2022: bilancio negativo per il Polo ospedaliero Colleferro-Palestrina

logocomitatoospedalecolleferroIl 2022 si chiude con un bilancio negativo per il Polo ospedaliero Colleferro-Palestrina. Questa la valutazione del Comitato libero “A difesa dell’ospedale di Colleferro” – Coordinamento territoriale e che dà il via alla ripartenza nel 2023 con rinnovato impegno civico.

Nella Regione e nella nostra ASL RM5 l’erogazione dei servizi sanitari di diagnosi e cura a livello domiciliare, in regime ambulatoriale e di ricovero ospedaliero ha registrato, senza soluzione di continuità, numerose battute di arresto, divenendo in alcuni casi un’attività residuale.

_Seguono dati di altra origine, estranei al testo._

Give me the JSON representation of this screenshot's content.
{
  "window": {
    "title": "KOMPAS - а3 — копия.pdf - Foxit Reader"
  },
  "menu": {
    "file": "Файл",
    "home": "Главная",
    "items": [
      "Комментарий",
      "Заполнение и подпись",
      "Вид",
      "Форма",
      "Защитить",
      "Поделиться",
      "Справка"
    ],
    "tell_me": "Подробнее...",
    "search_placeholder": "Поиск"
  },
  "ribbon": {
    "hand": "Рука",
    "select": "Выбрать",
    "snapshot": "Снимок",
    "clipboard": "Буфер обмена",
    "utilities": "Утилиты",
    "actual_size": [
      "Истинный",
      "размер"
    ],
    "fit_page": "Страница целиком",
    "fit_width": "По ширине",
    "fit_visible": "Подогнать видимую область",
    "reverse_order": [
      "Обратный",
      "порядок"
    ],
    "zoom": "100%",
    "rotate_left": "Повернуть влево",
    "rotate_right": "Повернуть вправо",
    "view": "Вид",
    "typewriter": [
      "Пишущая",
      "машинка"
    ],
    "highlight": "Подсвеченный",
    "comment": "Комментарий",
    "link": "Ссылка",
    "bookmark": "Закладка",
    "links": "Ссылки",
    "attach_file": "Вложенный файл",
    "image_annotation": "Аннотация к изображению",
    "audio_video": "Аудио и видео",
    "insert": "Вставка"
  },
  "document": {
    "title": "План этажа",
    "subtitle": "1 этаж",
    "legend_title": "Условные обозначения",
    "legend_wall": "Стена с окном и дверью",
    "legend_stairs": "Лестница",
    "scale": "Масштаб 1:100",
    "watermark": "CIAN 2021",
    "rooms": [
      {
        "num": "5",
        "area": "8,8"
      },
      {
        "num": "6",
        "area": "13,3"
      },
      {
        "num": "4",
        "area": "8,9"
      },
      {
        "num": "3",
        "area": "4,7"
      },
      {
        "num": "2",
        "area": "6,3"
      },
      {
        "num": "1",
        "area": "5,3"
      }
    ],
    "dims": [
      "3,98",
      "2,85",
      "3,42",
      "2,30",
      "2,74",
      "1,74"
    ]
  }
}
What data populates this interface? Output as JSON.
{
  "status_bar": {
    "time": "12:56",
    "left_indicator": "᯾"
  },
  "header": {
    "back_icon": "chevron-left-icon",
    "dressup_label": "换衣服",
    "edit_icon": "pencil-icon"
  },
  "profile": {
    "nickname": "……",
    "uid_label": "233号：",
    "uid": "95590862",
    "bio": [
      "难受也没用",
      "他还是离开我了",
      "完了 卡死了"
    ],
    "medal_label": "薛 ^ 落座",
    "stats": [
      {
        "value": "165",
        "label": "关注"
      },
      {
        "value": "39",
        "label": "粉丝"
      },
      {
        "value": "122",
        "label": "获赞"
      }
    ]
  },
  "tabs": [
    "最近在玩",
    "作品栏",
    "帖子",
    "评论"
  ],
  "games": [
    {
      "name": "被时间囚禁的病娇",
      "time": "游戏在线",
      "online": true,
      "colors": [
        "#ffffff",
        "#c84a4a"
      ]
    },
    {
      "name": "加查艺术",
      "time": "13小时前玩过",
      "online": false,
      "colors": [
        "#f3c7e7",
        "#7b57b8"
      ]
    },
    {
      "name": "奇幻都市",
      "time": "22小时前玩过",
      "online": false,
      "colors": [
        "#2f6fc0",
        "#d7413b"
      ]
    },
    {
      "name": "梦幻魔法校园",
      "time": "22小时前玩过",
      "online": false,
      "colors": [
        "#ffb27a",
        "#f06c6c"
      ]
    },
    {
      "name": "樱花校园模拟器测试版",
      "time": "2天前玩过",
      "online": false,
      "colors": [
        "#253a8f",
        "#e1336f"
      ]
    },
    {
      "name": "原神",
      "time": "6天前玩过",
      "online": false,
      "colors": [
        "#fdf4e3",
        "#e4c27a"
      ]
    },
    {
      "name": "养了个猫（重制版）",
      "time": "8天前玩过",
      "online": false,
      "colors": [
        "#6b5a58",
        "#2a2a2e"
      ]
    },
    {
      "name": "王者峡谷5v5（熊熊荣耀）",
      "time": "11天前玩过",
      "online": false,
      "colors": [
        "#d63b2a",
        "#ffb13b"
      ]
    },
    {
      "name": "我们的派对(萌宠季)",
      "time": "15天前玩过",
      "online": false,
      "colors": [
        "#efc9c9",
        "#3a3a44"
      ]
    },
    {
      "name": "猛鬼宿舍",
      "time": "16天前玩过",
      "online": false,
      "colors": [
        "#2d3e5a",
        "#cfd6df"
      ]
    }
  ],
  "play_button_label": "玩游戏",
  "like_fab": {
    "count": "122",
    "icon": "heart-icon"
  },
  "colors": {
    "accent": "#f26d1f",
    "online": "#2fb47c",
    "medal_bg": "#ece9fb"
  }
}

Prima del covid, durante e dopo la pandemia i disservizi sono continuati, segno che i “problemi” erano preesistenti ed hanno origine nelle scelte politiche tiburtinocentriche della Regione, a cui per convenienza i Comuni del distretto si accodano.

Di alcuni episodi, accompagnati dalla segnalazione dei diretti interessati, si è occupata la stampa locale, nel tentativo di richiamare l’attenzione responsabile degli Amministratori, che sono però rimasti imperturbabili.
A novembre 2018, come si ricorderà, la Regione, tramite l’Atto Aziendale del Commissario Straordinario dell’ASL RM5, Giuseppe Quintavalle, aveva istituito il Polo ospedaliero Colleferro-Palestrina, promettendo di incrementare le prestazioni e la qualità dell’assistenza.
Non sappiamo quanti abbiamo creduto a tale promessa, ma in tanti hanno provato per esperienza personale, nonostante gli sforzi degli operatori sanitari, che il pronto soccorso dell’ospedale di Colleferro continua ad essere un nodo irrisolto.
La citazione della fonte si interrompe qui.